I woke up this morning tired of phpMyAdmin, and decided to take a stand.
phpMyAdmin is a web-based tool that most big hosting companies use for their shared hosting plans. It’s powerful in terms of the set of features it supports, but it’s NOT powerful in terms of ease-of-use and how much I can get done per minute using its interface. I think the reason all the big hosts use it is because of its long-time focus on security. After all, fewer customers will blame the host for a bad interface to the database as compared to the customers that will go nuts at the sight of any security issue (even though the customer himself is almost always at fault).
Anyway, there are several much better alternatives to phpMyAdmin (my favorite first):
- SQL Buddy – Looks great, works great?
- MonoQL – Looks even better, but it’s very new… where the documentation?

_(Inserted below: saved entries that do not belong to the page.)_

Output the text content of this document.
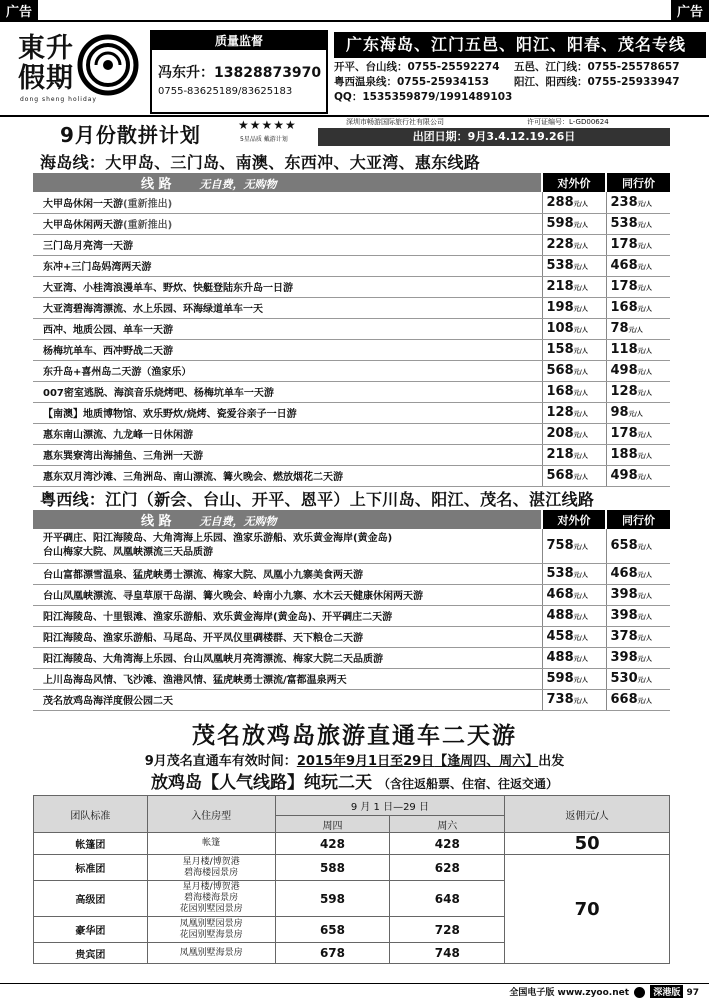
广告	广告
東升
假期
dong sheng holiday
质量监督
冯东升：13828873970
0755-83625189/83625183
广东海岛、江门五邑、阳江、阳春、茂名专线
开平、台山线：0755-25592274	五邑、江门线：0755-25578657
粤西温泉线：0755-25934153	阳江、阳西线：0755-25933947
QQ：1535359879/1991489103
9月份散拼计划	★★★★★
5星品质 戴游计划
深圳市畅游国际旅行社有限公司	许可证编号：L-GD00624
出团日期：9月3.4.12.19.26日
海岛线：大甲岛、三门岛、南澳、东西冲、大亚湾、惠东线路
线 路 无自费，无购物	对外价	同行价
大甲岛休闲一天游(重新推出)	288元/人	238元/人
大甲岛休闲两天游(重新推出)	598元/人	538元/人
三门岛月亮湾一天游	228元/人	178元/人
东冲+三门岛妈湾两天游	538元/人	468元/人
大亚湾、小桂湾浪漫单车、野炊、快艇登陆东升岛一日游	218元/人	178元/人
大亚湾碧海湾漂流、水上乐园、环海绿道单车一天	198元/人	168元/人
西冲、地质公园、单车一天游	108元/人	78元/人
杨梅坑单车、西冲野战二天游	158元/人	118元/人
东升岛+喜州岛二天游（渔家乐）	568元/人	498元/人
007密室逃脱、海滨音乐烧烤吧、杨梅坑单车一天游	168元/人	128元/人
【南澳】地质博物馆、欢乐野炊/烧烤、瓷爱谷亲子一日游	128元/人	98元/人
惠东南山漂流、九龙峰一日休闲游	208元/人	178元/人
惠东巽寮湾出海捕鱼、三角洲一天游	218元/人	188元/人
惠东双月湾沙滩、三角洲岛、南山漂流、篝火晚会、燃放烟花二天游	568元/人	498元/人
粤西线：江门（新会、台山、开平、恩平）上下川岛、阳江、茂名、湛江线路
线 路 无自费，无购物	对外价	同行价
开平碉庄、阳江海陵岛、大角湾海上乐园、渔家乐游船、欢乐黄金海岸(黄金岛)
台山梅家大院、凤凰峡漂流三天品质游	758元/人	658元/人
台山富都漂雪温泉、猛虎峡勇士漂流、梅家大院、凤凰小九寨美食两天游	538元/人	468元/人
台山凤凰峡漂流、寻皇草原干岛湖、篝火晚会、岭南小九寨、水木云天健康休闲两天游	468元/人	398元/人
阳江海陵岛、十里银滩、渔家乐游船、欢乐黄金海岸(黄金岛)、开平碉庄二天游	488元/人	398元/人
阳江海陵岛、渔家乐游船、马尾岛、开平凤仪里碉楼群、天下粮仓二天游	458元/人	378元/人
阳江海陵岛、大角湾海上乐园、台山凤凰峡月亮湾漂流、梅家大院二天品质游	488元/人	398元/人
上川岛海岛风情、飞沙滩、渔港风情、猛虎峡勇士漂流/富都温泉两天	598元/人	530元/人
茂名放鸡岛海洋度假公园二天	738元/人	668元/人
茂名放鸡岛旅游直通车二天游
9月茂名直通车有效时间：2015年9月1日至29日【逢周四、周六】出发
放鸡岛【人气线路】纯玩二天 （含往返船票、住宿、往返交通）
团队标准	入住房型	9 月 1 日—29 日		返佣元/人
		周四	周六	
帐篷团	帐篷	428	428	50
标准团	星月楼/博贺港
碧海楼园景房	588	628	70
高级团	星月楼/博贺港
碧海楼海景房
花园别墅园景房	598	648	
豪华团	凤凰别墅园景房
花园别墅海景房	658	728	
贵宾团	凤凰别墅海景房	678	748	
全国电子版 www.zyoo.net	深港版 97
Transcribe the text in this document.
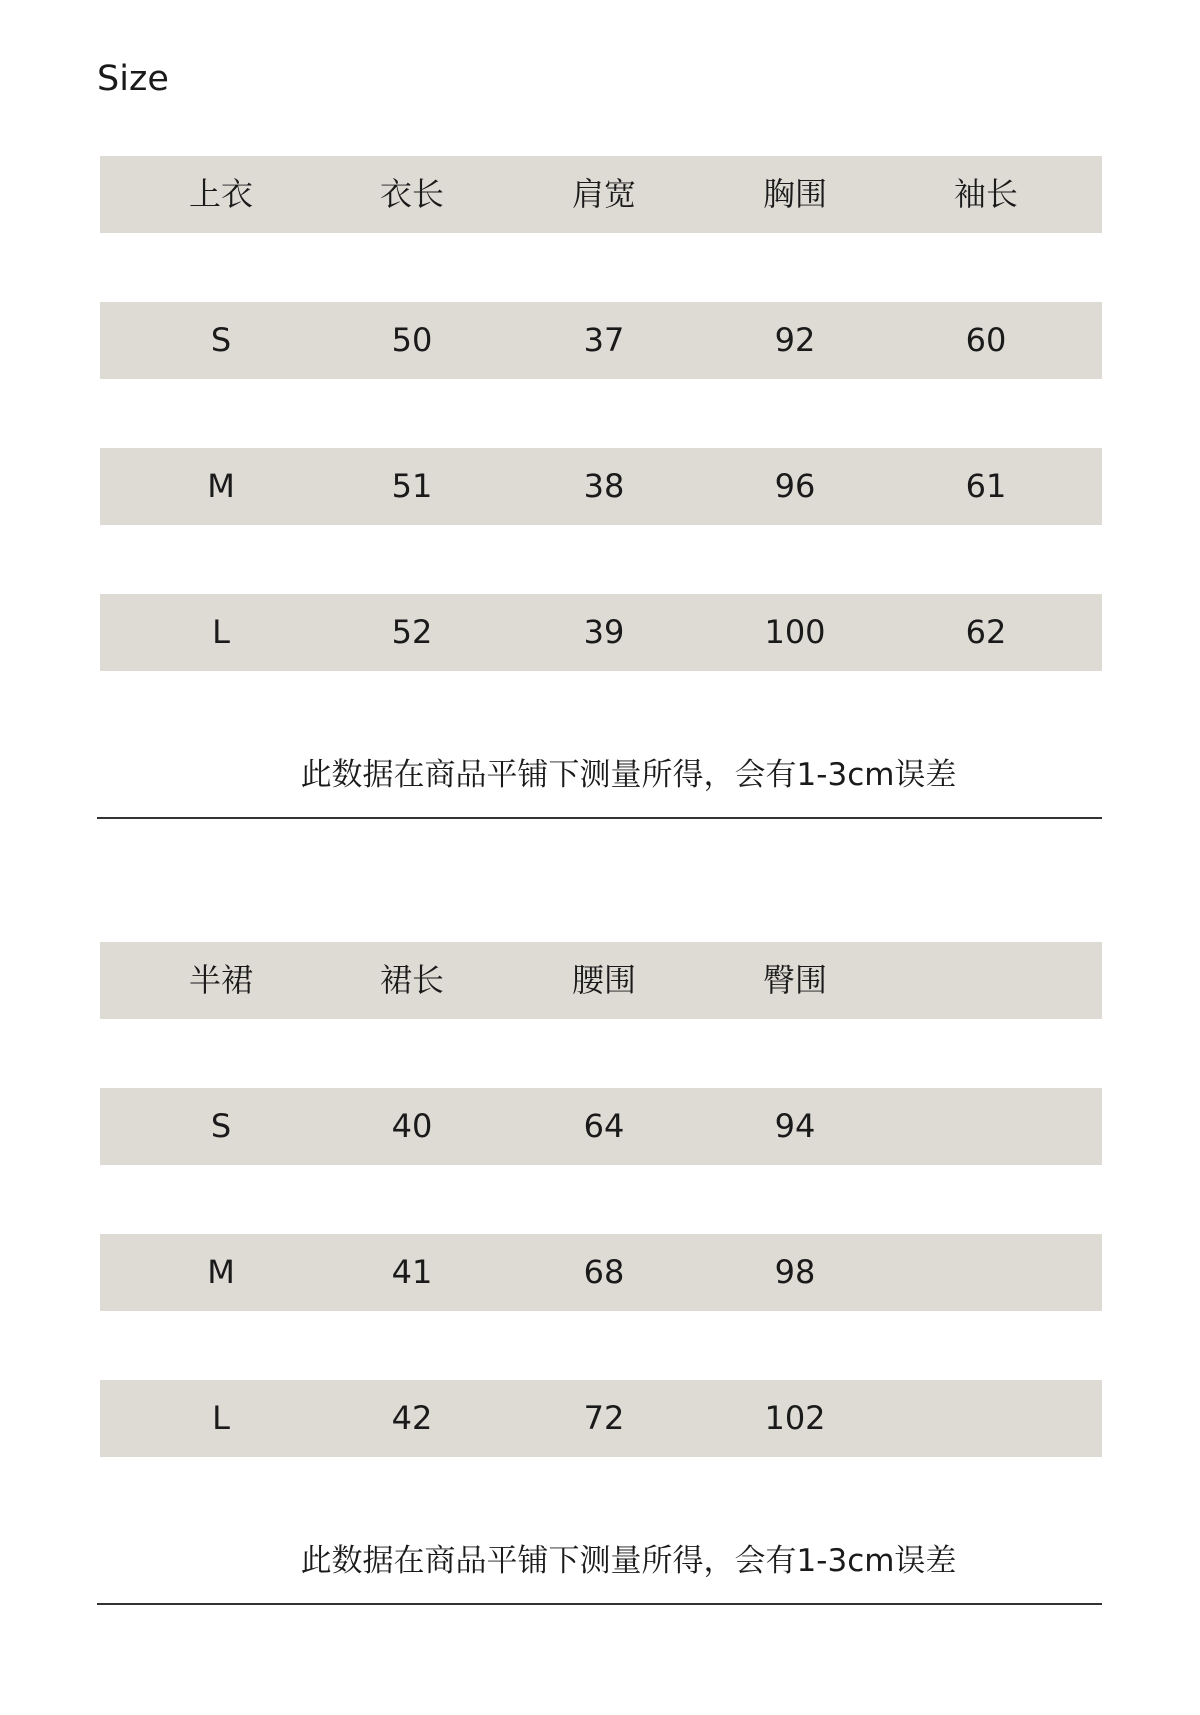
Size
上衣	衣长	肩宽	胸围	袖长
S	50	37	92	60
M	51	38	96	61
L	52	39	100	62
此数据在商品平铺下测量所得，会有1-3cm误差
半裙	裙长	腰围	臀围
S	40	64	94
M	41	68	98
L	42	72	102
此数据在商品平铺下测量所得，会有1-3cm误差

- Adminer – Unlike the above two, this one is not AJAXified (aka Web 2.0). It’s just a leaner, cleaner, and more natural phpMyAdmin
Now on to the topic suggested by the title of this post… There are generally three things I do with a database:
- View table data.
- Edit table data.
- Edit table structure.
It hit me this morning, as I was sipping coffee in my despair over phpMyAdmin, that I do (1) a lot more than (2), and I do (2) a lot more than (3). Moreover, I really only want a better interface for (1) and maybe (2). So basically I just want a sexy Web 2.0 way of viewing table data. Luckily, jQuery inspired a ton of people to develop just such tools. Here are some awesome-looking examples (my favorite first):
- jQuery Grid
- SlickGrid – A lot of people really like this one, but I don’t get it. The provided examples don’t sort the columns when the column header is clicked.